Much more than any president we’ve had, he is free of the normal allegiances to democracy and decency that constrain the liberal political order.
Trump has the soul of an autocrat. He has complete control of one party. And he has the unquestioning support of both Fox-watching loyalists and supine tax-cut-loving apologists.
So he will do what he can get away with doing.
One would normally assume that eight months from now Trump will end up following the doomed political paths of failed presidents such as Herbert Hoover and Jimmy Carter. But they were small-d democrats. There were some lies they wouldn’t tell and some things they wouldn’t do in order to cling to power.
Trump rejects the constraints that honorable men like Hoover and Carter respect.
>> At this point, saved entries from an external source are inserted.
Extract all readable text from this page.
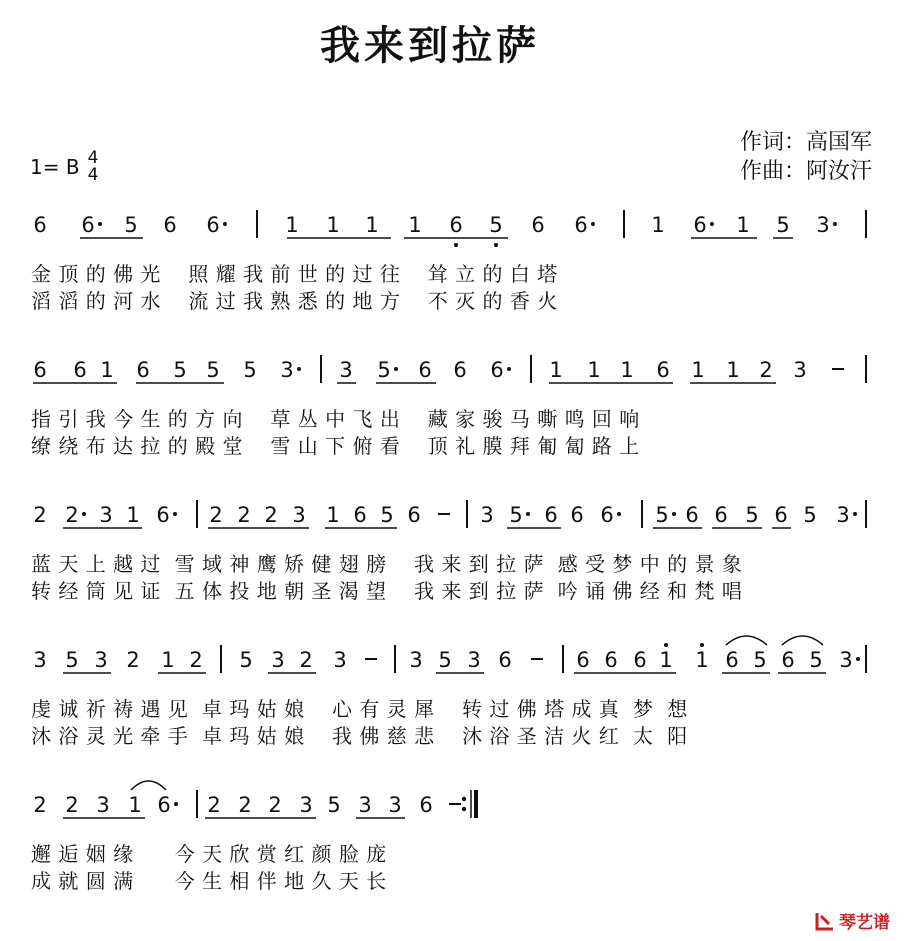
我来到拉萨
1= B 4
4
作词：高国军
作曲：阿汝汗
6 6 5 6 6	1 1 1 1 6 5 6 6	1 6 1 5 3
6 6 1 6 5 5 5 3 3 5 6 6 6 1 1 1 6 1 1 2 3
2 2 3 1 6 2 2 2 3 1 6 5 6	3 5 6 6 6 5 6 6 5 6 5 3
3 5 3 2 1 2 5 3 2 3	3 5 3 6	6 6 6 1 1 6 5 6 5 3
2 2 3 1 6 2 2 2 3 5 3 3 6
金 顶 的 佛 光    照 耀 我 前 世 的 过 往    耸 立 的 白 塔
滔 滔 的 河 水    流 过 我 熟 悉 的 地 方    不 灭 的 香 火
指 引 我 今 生 的 方 向    草 丛 中 飞 出    藏 家 骏 马 嘶 鸣 回 响
缭 绕 布 达 拉 的 殿 堂    雪 山 下 俯 看    顶 礼 膜 拜 匍 匐 路 上
蓝 天 上 越 过  雪 域 神 鹰 矫 健 翅 膀    我 来 到 拉 萨  感 受 梦 中 的 景 象
转 经 筒 见 证  五 体 投 地 朝 圣 渴 望    我 来 到 拉 萨  吟 诵 佛 经 和 梵 唱
虔 诚 祈 祷 遇 见  卓 玛 姑 娘    心 有 灵 犀    转 过 佛 塔 成 真  梦  想
沐 浴 灵 光 牵 手  卓 玛 姑 娘    我 佛 慈 悲    沐 浴 圣 洁 火 红  太  阳
邂 逅 姻 缘      今 天 欣 赏 红 颜 脸 庞
成 就 圆 满      今 生 相 伴 地 久 天 长
琴艺谱
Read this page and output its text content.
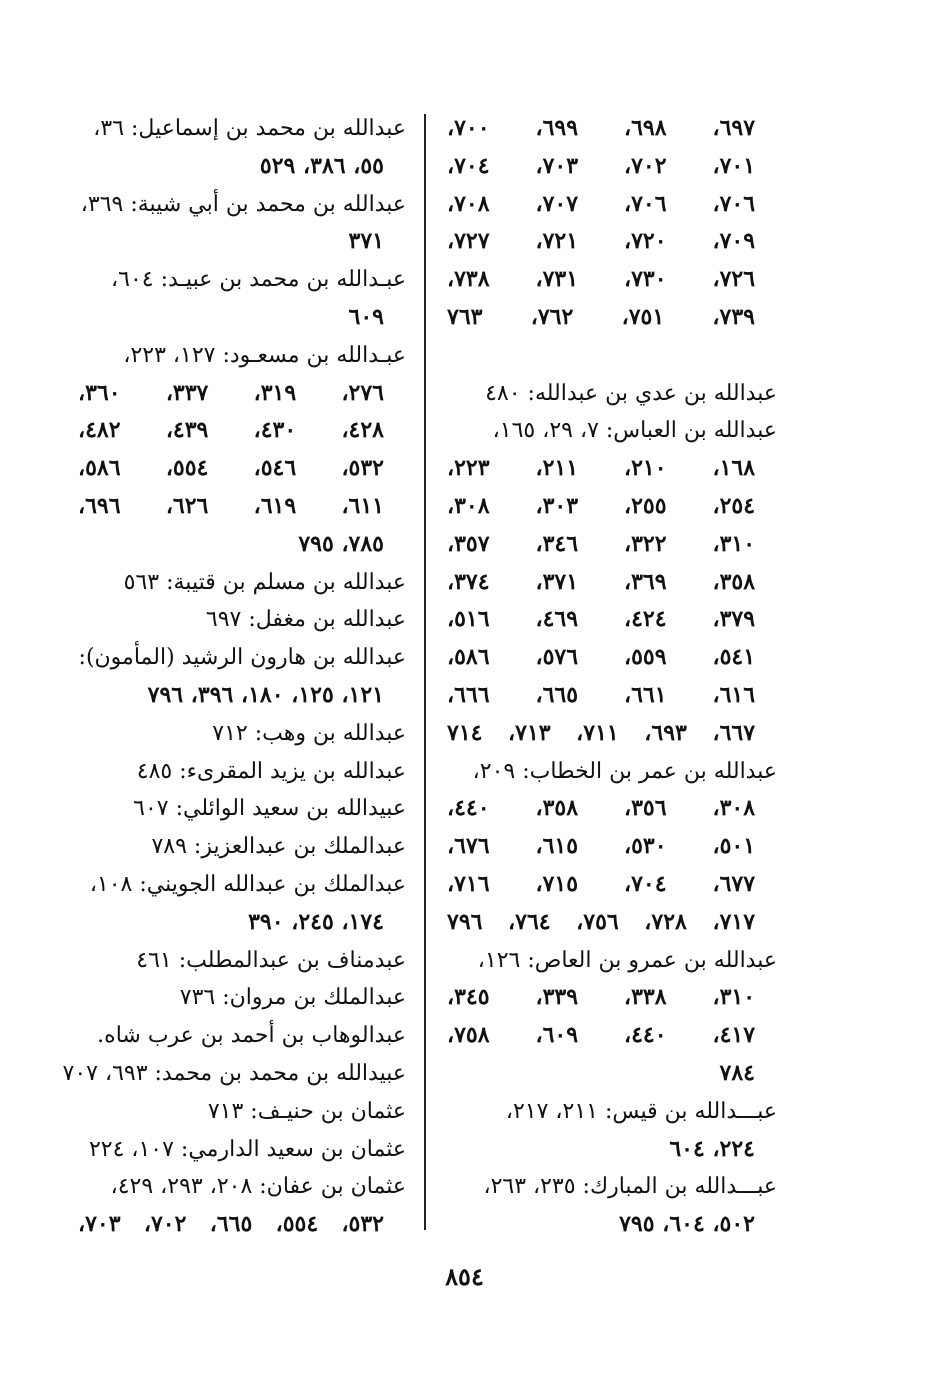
٦٩٧، ٦٩٨، ٦٩٩، ٧٠٠،
٧٠١، ٧٠٢، ٧٠٣، ٧٠٤،
٧٠٦، ٧٠٦، ٧٠٧، ٧٠٨،
٧٠٩، ٧٢٠، ٧٢١، ٧٢٧،
٧٢٦، ٧٣٠، ٧٣١، ٧٣٨،
٧٣٩، ٧٥١، ٧٦٢، ٧٦٣
عبدالله بن عدي بن عبدالله: ٤٨٠
عبدالله بن العباس: ٧، ٢٩، ١٦٥،
١٦٨، ٢١٠، ٢١١، ٢٢٣،
٢٥٤، ٢٥٥، ٣٠٣، ٣٠٨،
٣١٠، ٣٢٢، ٣٤٦، ٣٥٧،
٣٥٨، ٣٦٩، ٣٧١، ٣٧٤،
٣٧٩، ٤٢٤، ٤٦٩، ٥١٦،
٥٤١، ٥٥٩، ٥٧٦، ٥٨٦،
٦١٦، ٦٦١، ٦٦٥، ٦٦٦،
٦٦٧، ٦٩٣، ٧١١، ٧١٣، ٧١٤
عبدالله بن عمر بن الخطاب: ٢٠٩،
٣٠٨، ٣٥٦، ٣٥٨، ٤٤٠،
٥٠١، ٥٣٠، ٦١٥، ٦٧٦،
٦٧٧، ٧٠٤، ٧١٥، ٧١٦،
٧١٧، ٧٢٨، ٧٥٦، ٧٦٤، ٧٩٦
عبدالله بن عمرو بن العاص: ١٢٦،
٣١٠، ٣٣٨، ٣٣٩، ٣٤٥،
٤١٧، ٤٤٠، ٦٠٩، ٧٥٨،
٧٨٤
عبـــدالله بن قيس: ٢١١، ٢١٧،
٢٢٤، ٦٠٤
عبـــدالله بن المبارك: ٢٣٥، ٢٦٣،
٥٠٢، ٦٠٤، ٧٩٥
عبدالله بن محمد بن إسماعيل: ٣٦،
٥٥، ٣٨٦، ٥٢٩
عبدالله بن محمد بن أبي شيبة: ٣٦٩،
٣٧١
عبـدالله بن محمد بن عبيـد: ٦٠٤،
٦٠٩
عبـدالله بن مسعـود: ١٢٧، ٢٢٣،
٢٧٦، ٣١٩، ٣٣٧، ٣٦٠،
٤٢٨، ٤٣٠، ٤٣٩، ٤٨٢،
٥٣٢، ٥٤٦، ٥٥٤، ٥٨٦،
٦١١، ٦١٩، ٦٢٦، ٦٩٦،
٧٨٥، ٧٩٥
عبدالله بن مسلم بن قتيبة: ٥٦٣
عبدالله بن مغفل: ٦٩٧
عبدالله بن هارون الرشيد (المأمون):
١٢١، ١٢٥، ١٨٠، ٣٩٦، ٧٩٦
عبدالله بن وهب: ٧١٢
عبدالله بن يزيد المقرىء: ٤٨٥
عبيدالله بن سعيد الوائلي: ٦٠٧
عبدالملك بن عبدالعزيز: ٧٨٩
عبدالملك بن عبدالله الجويني: ١٠٨،
١٧٤، ٢٤٥، ٣٩٠
عبدمناف بن عبدالمطلب: ٤٦١
عبدالملك بن مروان: ٧٣٦
عبدالوهاب بن أحمد بن عرب شاه.
عبيدالله بن محمد بن محمد: ٦٩٣، ٧٠٧
عثمان بن حنيـف: ٧١٣
عثمان بن سعيد الدارمي: ١٠٧، ٢٢٤
عثمان بن عفان: ٢٠٨، ٢٩٣، ٤٢٩،
٥٣٢، ٥٥٤، ٦٦٥، ٧٠٢، ٧٠٣،
٨٥٤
Democratic leaders accept the price they may have to pay for real or perceived policy failures. Do autocrats? No.
And are we so confident in the strength of our democratic institutions and norms that we are sure we’re not susceptible, here in America, to the autocrat’s playbook?
The only way to be sure is to make sure. And that means remembering that there are not two but three major dangers to the future of the country: the virus, an economic depression—and Donald Trump.